As well, learn that MATLAB does NOT use implicit multiplication. So xy is just the variable xy, here, undefined.
syms x y z T
solve(y==1/T+log(x), z==(x+y)/(1-x*y), exp(T)/x^2+z/x^3==1,[x,y,z])
So solve does not find a solution. At least not directly. Can we do some manipulation? First, play with the first equation, to get
y - log(x) = 1/T
and therefore
T = 1/(y - log(x))
Exponentiate to get exp(T).
exp(T) = exp(1/(y - log(x)))
Next, we can look at equation 3. Multiply by x^2.
exp(T) = x^2 - z/x
Which leaves us the pair of equations
x^2 - z/x == exp(1/(y - log(x)))
z==(x+y)/(1-x*y)
As you can see, these are independent of T. They will describe a curved path through the domain (x,y,z) , that is, if any numerical solution exists at all. But that path is COMPLETELY independent of T. Pick any value of T, and any point along that path will be a solution.

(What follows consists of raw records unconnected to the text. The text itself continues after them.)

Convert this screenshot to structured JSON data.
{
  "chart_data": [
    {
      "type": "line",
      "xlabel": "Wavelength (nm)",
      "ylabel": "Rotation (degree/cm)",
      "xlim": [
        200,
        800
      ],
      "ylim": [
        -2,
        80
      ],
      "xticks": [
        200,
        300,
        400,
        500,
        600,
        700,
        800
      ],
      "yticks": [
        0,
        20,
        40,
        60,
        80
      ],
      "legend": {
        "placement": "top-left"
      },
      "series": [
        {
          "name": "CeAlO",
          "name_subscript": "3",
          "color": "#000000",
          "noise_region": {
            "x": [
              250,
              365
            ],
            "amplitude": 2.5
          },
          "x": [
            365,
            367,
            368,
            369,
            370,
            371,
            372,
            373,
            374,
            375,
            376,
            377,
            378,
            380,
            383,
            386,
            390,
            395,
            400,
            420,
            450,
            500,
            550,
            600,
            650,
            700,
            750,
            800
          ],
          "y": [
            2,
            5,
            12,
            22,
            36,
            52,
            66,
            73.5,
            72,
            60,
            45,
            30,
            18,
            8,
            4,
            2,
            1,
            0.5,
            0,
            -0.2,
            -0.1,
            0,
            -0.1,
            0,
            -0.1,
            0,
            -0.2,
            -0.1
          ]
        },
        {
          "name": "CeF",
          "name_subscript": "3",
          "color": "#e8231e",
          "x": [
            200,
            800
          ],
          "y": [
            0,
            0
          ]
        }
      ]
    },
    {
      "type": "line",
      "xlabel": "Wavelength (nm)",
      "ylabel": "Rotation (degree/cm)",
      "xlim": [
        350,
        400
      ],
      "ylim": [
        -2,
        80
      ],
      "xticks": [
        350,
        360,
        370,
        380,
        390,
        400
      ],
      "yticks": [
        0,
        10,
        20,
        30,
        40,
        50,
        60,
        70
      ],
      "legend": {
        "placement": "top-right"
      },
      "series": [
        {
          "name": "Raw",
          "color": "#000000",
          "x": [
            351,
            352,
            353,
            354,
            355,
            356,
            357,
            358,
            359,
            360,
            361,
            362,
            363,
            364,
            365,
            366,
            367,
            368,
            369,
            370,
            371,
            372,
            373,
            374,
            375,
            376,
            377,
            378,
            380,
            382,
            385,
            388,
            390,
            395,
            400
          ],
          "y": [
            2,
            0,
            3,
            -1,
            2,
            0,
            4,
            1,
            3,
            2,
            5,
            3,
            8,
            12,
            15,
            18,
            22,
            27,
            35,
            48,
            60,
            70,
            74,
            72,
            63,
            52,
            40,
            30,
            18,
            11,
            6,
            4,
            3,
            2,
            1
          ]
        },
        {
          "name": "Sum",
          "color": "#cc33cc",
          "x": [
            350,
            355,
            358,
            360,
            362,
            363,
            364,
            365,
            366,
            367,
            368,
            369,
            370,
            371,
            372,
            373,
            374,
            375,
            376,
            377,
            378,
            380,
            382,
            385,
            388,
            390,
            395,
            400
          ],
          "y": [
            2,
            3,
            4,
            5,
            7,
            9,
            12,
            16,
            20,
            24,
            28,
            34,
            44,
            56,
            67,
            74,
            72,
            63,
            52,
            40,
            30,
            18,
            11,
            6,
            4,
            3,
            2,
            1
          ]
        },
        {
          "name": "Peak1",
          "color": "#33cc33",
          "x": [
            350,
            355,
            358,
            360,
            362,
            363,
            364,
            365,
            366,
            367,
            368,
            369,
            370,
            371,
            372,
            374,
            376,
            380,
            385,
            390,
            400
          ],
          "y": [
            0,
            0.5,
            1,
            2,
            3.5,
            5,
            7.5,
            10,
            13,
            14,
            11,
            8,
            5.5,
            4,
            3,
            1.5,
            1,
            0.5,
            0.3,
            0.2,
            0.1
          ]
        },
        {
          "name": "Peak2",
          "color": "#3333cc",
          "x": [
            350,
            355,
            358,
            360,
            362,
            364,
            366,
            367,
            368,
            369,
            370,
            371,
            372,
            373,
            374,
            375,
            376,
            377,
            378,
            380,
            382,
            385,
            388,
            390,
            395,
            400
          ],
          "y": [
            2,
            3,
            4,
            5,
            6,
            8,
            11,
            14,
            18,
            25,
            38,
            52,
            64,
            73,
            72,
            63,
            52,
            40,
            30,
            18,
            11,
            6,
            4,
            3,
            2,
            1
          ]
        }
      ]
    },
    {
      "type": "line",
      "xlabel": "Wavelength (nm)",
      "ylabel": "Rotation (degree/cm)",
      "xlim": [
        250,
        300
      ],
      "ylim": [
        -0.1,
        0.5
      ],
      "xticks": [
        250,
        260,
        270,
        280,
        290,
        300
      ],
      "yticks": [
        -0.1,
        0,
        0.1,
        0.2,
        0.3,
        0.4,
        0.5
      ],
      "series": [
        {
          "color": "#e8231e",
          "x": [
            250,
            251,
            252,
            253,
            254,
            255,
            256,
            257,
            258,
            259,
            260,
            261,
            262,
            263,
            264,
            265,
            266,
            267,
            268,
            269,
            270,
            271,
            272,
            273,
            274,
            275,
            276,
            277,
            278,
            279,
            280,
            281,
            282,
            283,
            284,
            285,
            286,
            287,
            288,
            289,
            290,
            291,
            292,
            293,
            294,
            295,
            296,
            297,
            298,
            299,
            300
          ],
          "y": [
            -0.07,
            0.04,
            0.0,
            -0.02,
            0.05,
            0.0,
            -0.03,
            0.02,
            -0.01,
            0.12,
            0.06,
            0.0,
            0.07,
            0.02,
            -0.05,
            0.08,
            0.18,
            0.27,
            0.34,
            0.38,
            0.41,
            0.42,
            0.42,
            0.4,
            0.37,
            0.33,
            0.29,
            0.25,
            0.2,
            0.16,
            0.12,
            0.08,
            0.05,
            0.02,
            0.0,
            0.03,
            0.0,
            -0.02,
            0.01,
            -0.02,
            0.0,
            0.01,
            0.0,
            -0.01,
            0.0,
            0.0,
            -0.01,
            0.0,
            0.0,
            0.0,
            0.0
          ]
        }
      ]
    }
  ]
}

As such the plot you desire to see will be a simple one, of the form a + 1/T, if ANY solution exists. So a branch of a hyperbola in T. There a will be a function of z.
Can we do more? Yes, probably so. We can eliminate y temporarily, as:
isolate(z==(x+y)/(1-x*y),y)
EQ = subs(x^2 - z/x == exp(1/(y - log(x))),y,-(x-z)/(x*z+1))
This is nothing terrible exciting. It certainly has no closed form resolution. But we can plot it.
fimplicit(EQ)
grid on
xlabel x
ylabel z
So a nasty looking thing, with multiple branches. It appears a solution exists for ANY value of z. In fact, for many values of z, there will be several solutions.
And that means the final plot you want to see is just that simple 3*z+1/T curve. Pick ANY value of x, and that will produce several solutions for z.